La MGEN est d’ailleurs en ordre de marche. Au-delà des prises de position de son président, ses délégués départementaux ont pris contact avec les députés pour promouvoir le texte, a révélé Patrick Hetzel, député LR du Bas-Rhin (cf. Fin de vie : des députés dénoncent les lacunes de l’étude d’impact).

« Avoir le choix » ?

« Je pense que le rôle d’une mutuelle est de permettre à chacun d’avoir le choix », indique Matthias Savignac. « Il se trouve qu’à la fin des années 1960, la MGEN était favorable à la contraception avant qu’elle n’entre dans les mœurs.

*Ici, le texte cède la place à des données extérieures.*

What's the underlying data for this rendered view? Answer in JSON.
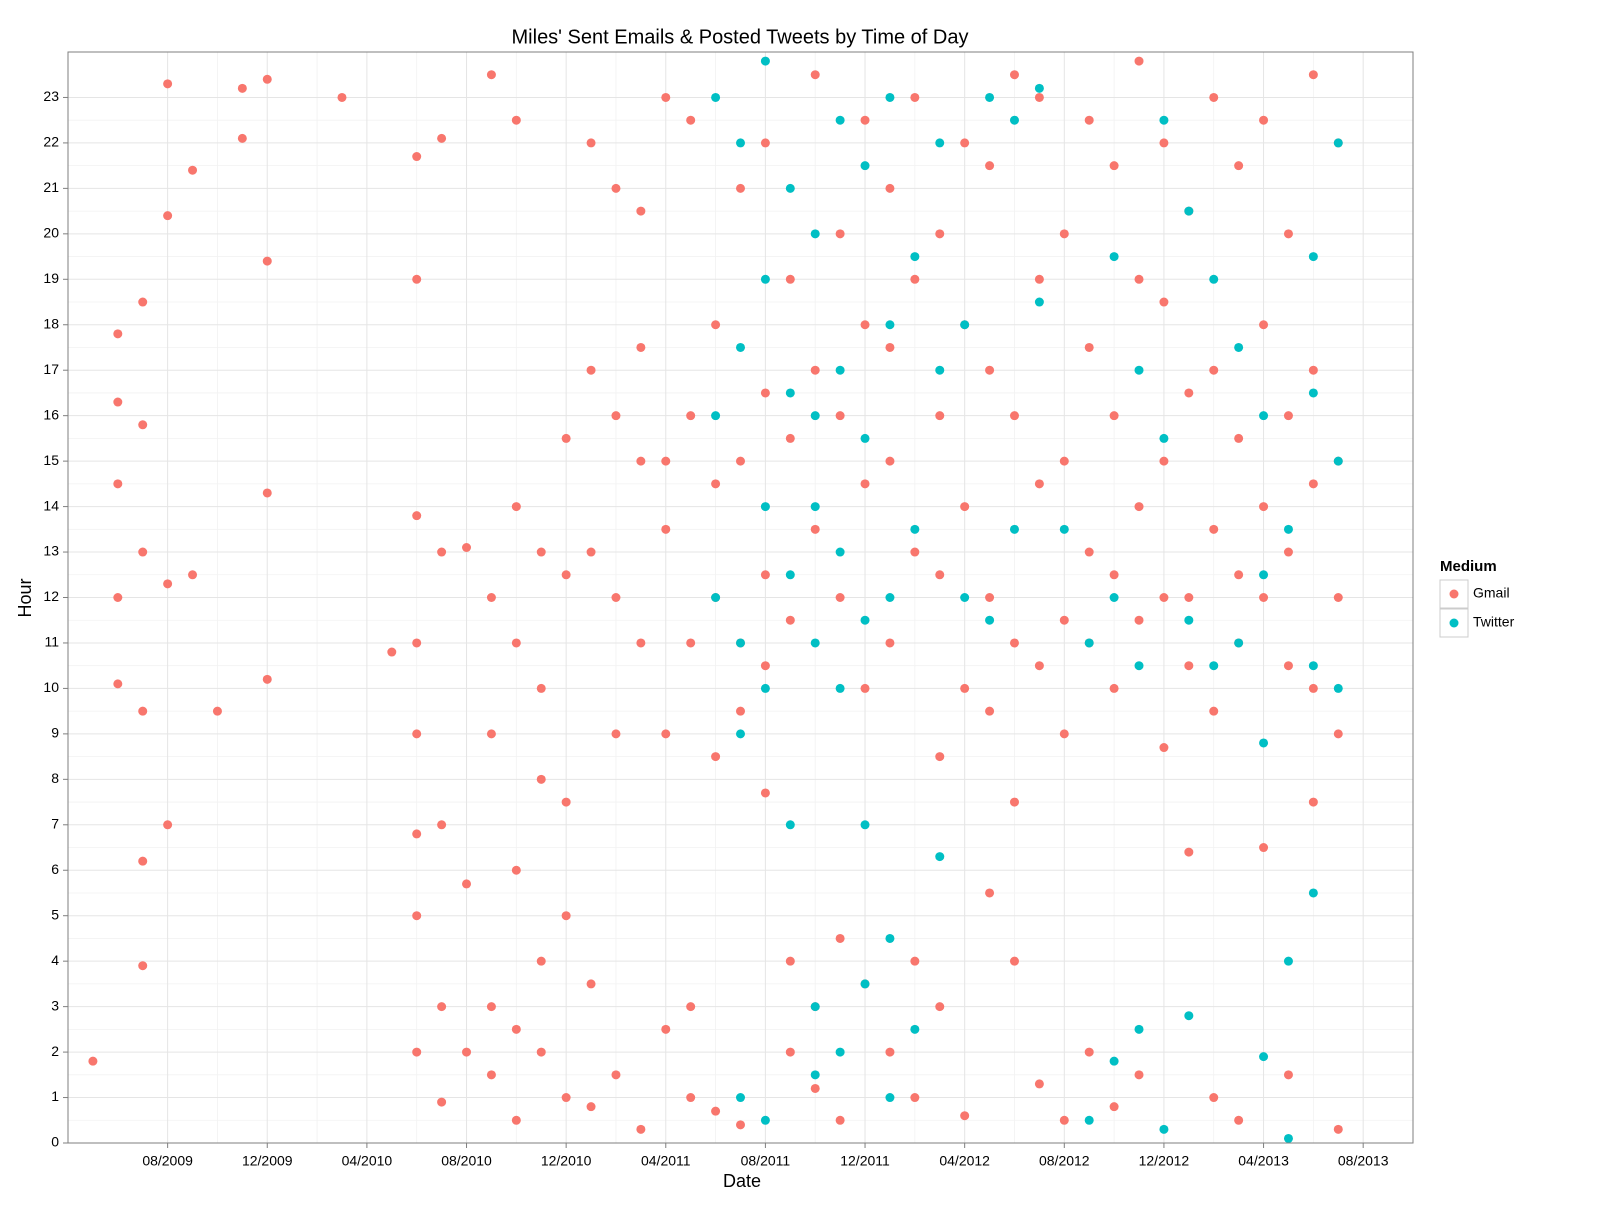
{
  "chart_data": {
    "type": "scatter",
    "title": "Miles' Sent Emails & Posted Tweets by Time of Day",
    "x_label": "Date",
    "y_label": "Hour",
    "legend_title": "Medium",
    "legend_position": "right",
    "grid": true,
    "xlim": [
      "04/2009",
      "10/2013"
    ],
    "xticks": [
      "08/2009",
      "12/2009",
      "04/2010",
      "08/2010",
      "12/2010",
      "04/2011",
      "08/2011",
      "12/2011",
      "04/2012",
      "08/2012",
      "12/2012",
      "04/2013",
      "08/2013"
    ],
    "ylim": [
      0,
      24
    ],
    "yticks": [
      0,
      1,
      2,
      3,
      4,
      5,
      6,
      7,
      8,
      9,
      10,
      11,
      12,
      13,
      14,
      15,
      16,
      17,
      18,
      19,
      20,
      21,
      22,
      23
    ],
    "series": [
      {
        "name": "Gmail",
        "color": "#F8766D",
        "x": [
          "05/2009",
          "06/2009",
          "06/2009",
          "06/2009",
          "06/2009",
          "06/2009",
          "07/2009",
          "07/2009",
          "07/2009",
          "07/2009",
          "07/2009",
          "07/2009",
          "08/2009",
          "08/2009",
          "08/2009",
          "08/2009",
          "09/2009",
          "09/2009",
          "10/2009",
          "11/2009",
          "11/2009",
          "12/2009",
          "12/2009",
          "12/2009",
          "12/2009",
          "03/2010",
          "05/2010",
          "06/2010",
          "06/2010",
          "06/2010",
          "06/2010",
          "06/2010",
          "06/2010",
          "06/2010",
          "06/2010",
          "07/2010",
          "07/2010",
          "07/2010",
          "07/2010",
          "07/2010",
          "08/2010",
          "08/2010",
          "08/2010",
          "09/2010",
          "09/2010",
          "09/2010",
          "09/2010",
          "09/2010",
          "10/2010",
          "10/2010",
          "10/2010",
          "10/2010",
          "10/2010",
          "10/2010",
          "11/2010",
          "11/2010",
          "11/2010",
          "11/2010",
          "11/2010",
          "12/2010",
          "12/2010",
          "12/2010",
          "12/2010",
          "12/2010",
          "01/2011",
          "01/2011",
          "01/2011",
          "01/2011",
          "01/2011",
          "02/2011",
          "02/2011",
          "02/2011",
          "02/2011",
          "02/2011",
          "03/2011",
          "03/2011",
          "03/2011",
          "03/2011",
          "03/2011",
          "04/2011",
          "04/2011",
          "04/2011",
          "04/2011",
          "04/2011",
          "05/2011",
          "05/2011",
          "05/2011",
          "05/2011",
          "05/2011",
          "06/2011",
          "06/2011",
          "06/2011",
          "06/2011",
          "06/2011",
          "07/2011",
          "07/2011",
          "07/2011",
          "07/2011",
          "07/2011",
          "08/2011",
          "08/2011",
          "08/2011",
          "08/2011",
          "08/2011",
          "09/2011",
          "09/2011",
          "09/2011",
          "09/2011",
          "09/2011",
          "10/2011",
          "10/2011",
          "10/2011",
          "10/2011",
          "10/2011",
          "11/2011",
          "11/2011",
          "11/2011",
          "11/2011",
          "11/2011",
          "12/2011",
          "12/2011",
          "12/2011",
          "12/2011",
          "12/2011",
          "01/2012",
          "01/2012",
          "01/2012",
          "01/2012",
          "01/2012",
          "02/2012",
          "02/2012",
          "02/2012",
          "02/2012",
          "02/2012",
          "03/2012",
          "03/2012",
          "03/2012",
          "03/2012",
          "03/2012",
          "04/2012",
          "04/2012",
          "04/2012",
          "04/2012",
          "04/2012",
          "05/2012",
          "05/2012",
          "05/2012",
          "05/2012",
          "05/2012",
          "06/2012",
          "06/2012",
          "06/2012",
          "06/2012",
          "06/2012",
          "07/2012",
          "07/2012",
          "07/2012",
          "07/2012",
          "07/2012",
          "08/2012",
          "08/2012",
          "08/2012",
          "08/2012",
          "08/2012",
          "09/2012",
          "09/2012",
          "09/2012",
          "09/2012",
          "09/2012",
          "10/2012",
          "10/2012",
          "10/2012",
          "10/2012",
          "10/2012",
          "11/2012",
          "11/2012",
          "11/2012",
          "11/2012",
          "11/2012",
          "12/2012",
          "12/2012",
          "12/2012",
          "12/2012",
          "12/2012",
          "01/2013",
          "01/2013",
          "01/2013",
          "01/2013",
          "01/2013",
          "02/2013",
          "02/2013",
          "02/2013",
          "02/2013",
          "02/2013",
          "03/2013",
          "03/2013",
          "03/2013",
          "03/2013",
          "03/2013",
          "04/2013",
          "04/2013",
          "04/2013",
          "04/2013",
          "04/2013",
          "05/2013",
          "05/2013",
          "05/2013",
          "05/2013",
          "05/2013",
          "06/2013",
          "06/2013",
          "06/2013",
          "06/2013",
          "06/2013",
          "07/2013",
          "07/2013",
          "07/2013",
          "07/2013",
          "07/2013"
        ],
        "values": [
          1.8,
          17.8,
          16.3,
          14.5,
          12,
          10.1,
          18.5,
          15.8,
          13,
          9.5,
          6.2,
          3.9,
          23.3,
          20.4,
          12.3,
          7,
          21.4,
          12.5,
          9.5,
          22.1,
          23.2,
          23.4,
          19.4,
          14.3,
          10.2,
          23,
          10.8,
          21.7,
          19,
          13.8,
          11,
          9,
          6.8,
          5,
          2,
          22.1,
          13,
          7,
          3,
          0.9,
          13.1,
          5.7,
          2,
          23.5,
          12,
          9,
          3,
          1.5,
          22.5,
          14,
          11,
          6,
          2.5,
          0.5,
          13,
          10,
          8,
          4,
          2,
          15.5,
          12.5,
          7.5,
          5,
          1,
          22,
          17,
          13,
          3.5,
          0.8,
          21,
          16,
          12,
          9,
          1.5,
          20.5,
          17.5,
          15,
          11,
          0.3,
          23,
          15,
          13.5,
          9,
          2.5,
          22.5,
          16,
          11,
          3,
          1,
          18,
          14.5,
          12,
          8.5,
          0.7,
          21,
          15,
          11,
          9.5,
          0.4,
          22,
          16.5,
          12.5,
          10.5,
          7.7,
          19,
          15.5,
          11.5,
          4,
          2,
          23.5,
          17,
          13.5,
          3,
          1.2,
          20,
          16,
          12,
          4.5,
          0.5,
          22.5,
          18,
          14.5,
          10,
          3.5,
          21,
          17.5,
          15,
          11,
          2,
          23,
          19,
          13,
          4,
          1,
          20,
          16,
          12.5,
          8.5,
          3,
          22,
          18,
          14,
          10,
          0.6,
          21.5,
          17,
          12,
          9.5,
          5.5,
          23.5,
          16,
          11,
          7.5,
          4,
          23,
          19,
          14.5,
          10.5,
          1.3,
          20,
          15,
          11.5,
          9,
          0.5,
          22.5,
          17.5,
          13,
          11,
          2,
          21.5,
          16,
          12.5,
          10,
          0.8,
          23.8,
          19,
          14,
          11.5,
          1.5,
          22,
          18.5,
          15,
          12,
          8.7,
          20.5,
          16.5,
          12,
          10.5,
          6.4,
          23,
          17,
          13.5,
          9.5,
          1,
          21.5,
          15.5,
          12.5,
          11,
          0.5,
          22.5,
          18,
          14,
          12,
          6.5,
          20,
          16,
          13,
          10.5,
          1.5,
          23.5,
          17,
          14.5,
          10,
          7.5,
          22,
          15,
          12,
          9,
          0.3
        ]
      },
      {
        "name": "Twitter",
        "color": "#00BFC4",
        "x": [
          "06/2011",
          "06/2011",
          "06/2011",
          "07/2011",
          "07/2011",
          "07/2011",
          "07/2011",
          "07/2011",
          "08/2011",
          "08/2011",
          "08/2011",
          "08/2011",
          "08/2011",
          "09/2011",
          "09/2011",
          "09/2011",
          "09/2011",
          "10/2011",
          "10/2011",
          "10/2011",
          "10/2011",
          "10/2011",
          "10/2011",
          "11/2011",
          "11/2011",
          "11/2011",
          "11/2011",
          "11/2011",
          "12/2011",
          "12/2011",
          "12/2011",
          "12/2011",
          "12/2011",
          "01/2012",
          "01/2012",
          "01/2012",
          "01/2012",
          "01/2012",
          "02/2012",
          "02/2012",
          "02/2012",
          "03/2012",
          "03/2012",
          "03/2012",
          "04/2012",
          "04/2012",
          "05/2012",
          "05/2012",
          "06/2012",
          "06/2012",
          "07/2012",
          "07/2012",
          "08/2012",
          "09/2012",
          "09/2012",
          "10/2012",
          "10/2012",
          "10/2012",
          "11/2012",
          "11/2012",
          "11/2012",
          "12/2012",
          "12/2012",
          "12/2012",
          "01/2013",
          "01/2013",
          "01/2013",
          "02/2013",
          "02/2013",
          "03/2013",
          "03/2013",
          "04/2013",
          "04/2013",
          "04/2013",
          "04/2013",
          "05/2013",
          "05/2013",
          "05/2013",
          "06/2013",
          "06/2013",
          "06/2013",
          "06/2013",
          "07/2013",
          "07/2013",
          "07/2013"
        ],
        "values": [
          23,
          16,
          12,
          22,
          17.5,
          11,
          9,
          1,
          23.8,
          19,
          14,
          10,
          0.5,
          21,
          16.5,
          12.5,
          7,
          20,
          16,
          14,
          11,
          3,
          1.5,
          22.5,
          17,
          13,
          10,
          2,
          21.5,
          15.5,
          11.5,
          7,
          3.5,
          23,
          18,
          12,
          4.5,
          1,
          19.5,
          13.5,
          2.5,
          22,
          17,
          6.3,
          18,
          12,
          23,
          11.5,
          22.5,
          13.5,
          23.2,
          18.5,
          13.5,
          11,
          0.5,
          19.5,
          12,
          1.8,
          17,
          10.5,
          2.5,
          22.5,
          15.5,
          0.3,
          20.5,
          11.5,
          2.8,
          19,
          10.5,
          17.5,
          11,
          16,
          12.5,
          1.9,
          8.8,
          13.5,
          4,
          0.1,
          19.5,
          16.5,
          10.5,
          5.5,
          22,
          15,
          10
        ]
      }
    ]
  }
}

Ensuite, nous avons milité pour l’IVG et la PMA. Aujourd’hui, il est naturel que nous encouragions la liberté de choix sur la fin de vie », considère-t-il.

« Dans une logique de solidarité », le président de la MGEN estime que « nous pourrions devenir une terre de recours pour ceux qui n’ont pas la possibilité d’avoir accès à l’aide à mourir dans leur pays, en supprimant la condition de nationalité ». L’euthanasie sans frontières.

« Ma thèse de gauche est que nous ne sommes pas égaux face à la liberté de choix »

Bien qu’évoquant « la demande », Matthias Savignac se défend de toute considération économique (cf. Euthanasie et économies : quand certains prétendent s’offusquer, d’autres calculent). Mais des députés alertent. Ainsi, Patrick Hetzel souligne que « l’intérêt [des mutuelles] pour ce sujet interroge, alors qu’elles assument des dépenses croissantes liées à la dépendance ». De même, quelques rares députés socialistes et communistes s’inquiètent. Ainsi, Dominique Potier, député PS de Meurthe-et-Moselle prépare une réunion des élus de gauche à l’Assemblée nationale sur le sujet [2]. « J’anticipe une logique comptable, qui s’installerait sur le temps long et qui poserait la question : “Est-ce que cette vie vaut le coup ?” », précise-t-il. « Ma thèse de gauche est que nous ne sommes pas égaux face à la liberté de choix en fonction de notre situation économique, sociale, relationnelle, matérielle et notre accès aux soins. Avec l’aide active à mourir, la vie de l’individu pourrait être soupesée économiquement parlant », craint le député. Or « je fais partie de ceux qui pensent que la vie n’a pas de prix », affirme Dominique Potier. Contrairement aux mutuelles ?

 

[1] Marianne, Matthias Savignac (MGEN) : “Sur la fin de vie, le rôle d’une mutuelle est de permettre à chacun d’avoir le choix”, Violaine des Courières (21/04/2024)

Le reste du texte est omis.